MILWAUKEE -- Two people from Wisconsin get to vote on President Donald Trump's Supreme Court nominee, and those two people are talking different games about Judge Brett Kavanaugh.
Republican U.S. Sen. Ron Johnson praised the Kavanaugh pick and said he sees no issue with a vote happening before the mid-term elections this fall. Democrat Tammy Baldwin is more cautious.
Kavanaugh twice visited Marquette University while a federal judge, giving a lecture at Marquette Law School in 2015 and the next year discussing his work as an attorney and senior aide in President George W. Bush's administration.
On Tuesday, July 10, Kavanaugh went to Capitol Hill for what promises to be a tough confirmation battle. Speaking to Wisconsin reporters, Johnson praised him as a judge who will interpret the law.
"To me, that describes the thought process of someone who will be a judge -- not a super legislator, not an activist jurist," said Johnson.
Baldwin said in a statement Monday night that "the stakes are high" as she and other senators review the nomination.
"People need an independent justice who will not overturn the law of the land on women’s health, health care for people with pre-existing conditions, and the constitutional rights and freedoms of all Americans," Baldwin said.
Asked whether Baldwin would answer questions from reporters on Tuesday, an aide responded to FOX6 News by saying, "Unfortunately, Sen.

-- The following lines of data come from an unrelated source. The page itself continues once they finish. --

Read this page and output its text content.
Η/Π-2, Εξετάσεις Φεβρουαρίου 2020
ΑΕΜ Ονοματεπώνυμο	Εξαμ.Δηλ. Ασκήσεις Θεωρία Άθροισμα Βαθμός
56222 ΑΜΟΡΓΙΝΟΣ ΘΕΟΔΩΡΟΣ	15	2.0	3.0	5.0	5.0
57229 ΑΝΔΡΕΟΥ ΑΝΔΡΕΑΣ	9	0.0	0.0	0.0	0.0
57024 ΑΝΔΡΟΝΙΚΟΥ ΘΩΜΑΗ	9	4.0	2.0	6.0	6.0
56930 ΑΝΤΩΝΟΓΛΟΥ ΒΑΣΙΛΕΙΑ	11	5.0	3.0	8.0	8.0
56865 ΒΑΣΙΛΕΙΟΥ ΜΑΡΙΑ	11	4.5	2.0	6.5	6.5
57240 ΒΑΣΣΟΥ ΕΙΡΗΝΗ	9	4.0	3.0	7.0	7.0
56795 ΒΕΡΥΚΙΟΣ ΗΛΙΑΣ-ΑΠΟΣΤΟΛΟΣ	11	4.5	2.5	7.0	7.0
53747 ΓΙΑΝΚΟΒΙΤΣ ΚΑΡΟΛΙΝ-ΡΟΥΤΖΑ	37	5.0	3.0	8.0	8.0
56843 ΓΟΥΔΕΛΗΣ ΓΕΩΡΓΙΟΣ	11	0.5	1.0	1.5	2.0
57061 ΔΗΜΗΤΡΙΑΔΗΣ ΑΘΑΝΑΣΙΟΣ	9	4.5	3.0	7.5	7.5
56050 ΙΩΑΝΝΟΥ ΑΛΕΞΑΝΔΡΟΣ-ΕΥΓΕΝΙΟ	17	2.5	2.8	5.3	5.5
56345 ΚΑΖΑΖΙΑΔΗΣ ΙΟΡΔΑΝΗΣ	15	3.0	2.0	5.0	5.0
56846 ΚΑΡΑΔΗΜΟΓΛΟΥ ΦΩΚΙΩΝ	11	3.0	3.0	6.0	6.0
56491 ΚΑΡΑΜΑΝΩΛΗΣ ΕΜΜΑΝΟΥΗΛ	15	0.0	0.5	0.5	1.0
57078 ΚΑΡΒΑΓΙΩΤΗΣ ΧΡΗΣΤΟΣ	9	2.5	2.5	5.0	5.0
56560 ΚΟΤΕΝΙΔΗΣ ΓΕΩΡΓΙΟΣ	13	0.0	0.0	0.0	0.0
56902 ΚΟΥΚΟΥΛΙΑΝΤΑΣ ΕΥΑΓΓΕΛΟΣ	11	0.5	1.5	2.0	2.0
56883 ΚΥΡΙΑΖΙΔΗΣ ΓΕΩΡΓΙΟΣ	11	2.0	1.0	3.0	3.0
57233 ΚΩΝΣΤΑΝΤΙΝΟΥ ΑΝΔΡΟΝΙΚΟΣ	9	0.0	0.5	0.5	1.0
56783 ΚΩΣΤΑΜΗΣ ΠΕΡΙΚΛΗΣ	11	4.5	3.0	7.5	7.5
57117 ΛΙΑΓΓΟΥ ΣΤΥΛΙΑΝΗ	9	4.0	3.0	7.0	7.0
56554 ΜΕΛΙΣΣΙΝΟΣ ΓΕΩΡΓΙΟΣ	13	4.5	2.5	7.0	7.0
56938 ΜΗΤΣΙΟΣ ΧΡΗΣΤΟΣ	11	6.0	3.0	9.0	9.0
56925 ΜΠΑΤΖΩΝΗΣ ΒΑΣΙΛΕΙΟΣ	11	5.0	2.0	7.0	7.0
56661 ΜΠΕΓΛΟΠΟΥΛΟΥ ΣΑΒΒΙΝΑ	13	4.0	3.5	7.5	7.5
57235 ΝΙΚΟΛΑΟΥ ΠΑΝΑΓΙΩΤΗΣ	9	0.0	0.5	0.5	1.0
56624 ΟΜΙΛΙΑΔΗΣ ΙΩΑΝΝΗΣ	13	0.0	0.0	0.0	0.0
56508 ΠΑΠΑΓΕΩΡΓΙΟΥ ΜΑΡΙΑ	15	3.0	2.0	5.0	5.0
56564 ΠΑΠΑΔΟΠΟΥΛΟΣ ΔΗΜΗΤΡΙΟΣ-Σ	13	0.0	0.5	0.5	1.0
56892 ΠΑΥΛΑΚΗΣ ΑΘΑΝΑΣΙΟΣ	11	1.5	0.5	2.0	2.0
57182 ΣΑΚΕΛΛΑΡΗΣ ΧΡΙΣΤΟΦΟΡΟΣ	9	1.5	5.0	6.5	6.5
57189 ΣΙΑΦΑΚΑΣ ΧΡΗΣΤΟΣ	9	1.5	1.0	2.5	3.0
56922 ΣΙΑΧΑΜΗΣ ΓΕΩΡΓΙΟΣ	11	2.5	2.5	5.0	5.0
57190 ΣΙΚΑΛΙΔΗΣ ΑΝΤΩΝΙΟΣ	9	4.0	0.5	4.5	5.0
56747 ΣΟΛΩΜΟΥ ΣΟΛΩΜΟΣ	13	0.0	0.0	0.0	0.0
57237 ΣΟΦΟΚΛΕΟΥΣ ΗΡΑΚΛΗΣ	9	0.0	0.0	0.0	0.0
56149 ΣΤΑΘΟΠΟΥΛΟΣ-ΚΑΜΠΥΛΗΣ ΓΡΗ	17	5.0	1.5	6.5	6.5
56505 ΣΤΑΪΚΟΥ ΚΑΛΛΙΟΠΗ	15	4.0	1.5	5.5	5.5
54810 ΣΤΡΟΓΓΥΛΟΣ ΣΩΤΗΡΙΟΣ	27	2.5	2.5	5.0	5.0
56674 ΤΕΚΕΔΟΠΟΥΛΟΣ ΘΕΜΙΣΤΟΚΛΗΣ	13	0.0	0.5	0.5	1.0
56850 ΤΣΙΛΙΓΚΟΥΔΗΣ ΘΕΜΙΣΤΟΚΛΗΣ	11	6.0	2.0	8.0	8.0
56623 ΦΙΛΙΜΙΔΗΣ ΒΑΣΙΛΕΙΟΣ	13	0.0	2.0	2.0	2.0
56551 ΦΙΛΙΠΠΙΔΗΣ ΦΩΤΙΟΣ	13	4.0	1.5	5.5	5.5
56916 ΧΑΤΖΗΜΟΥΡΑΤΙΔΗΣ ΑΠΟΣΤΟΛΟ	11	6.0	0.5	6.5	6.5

Baldwin doesn't have time in her schedule today for an interview."
Johnson said he expects a vote before the November election, when Republicans will try to hold on to their narrow Senate majority.
"The Senate may change, but that's one of the reasons I think it is important that we should expeditiously handle this and vote before the election," said Johnson.
Pressure is ramping up on senators from both sides to support or oppose Kavanaugh, as neither party can afford to lose any votes.
"I appreciate the fact that Sen. Baldwin hasn't made a snap decision like so many of her colleagues have been and have just totally opposed it," said Johnson.
Johnson said he does not have an abortion litmus test for Kavanaugh, even though the senator said he would like to see the landmark ruling Roe v. Wade revisited.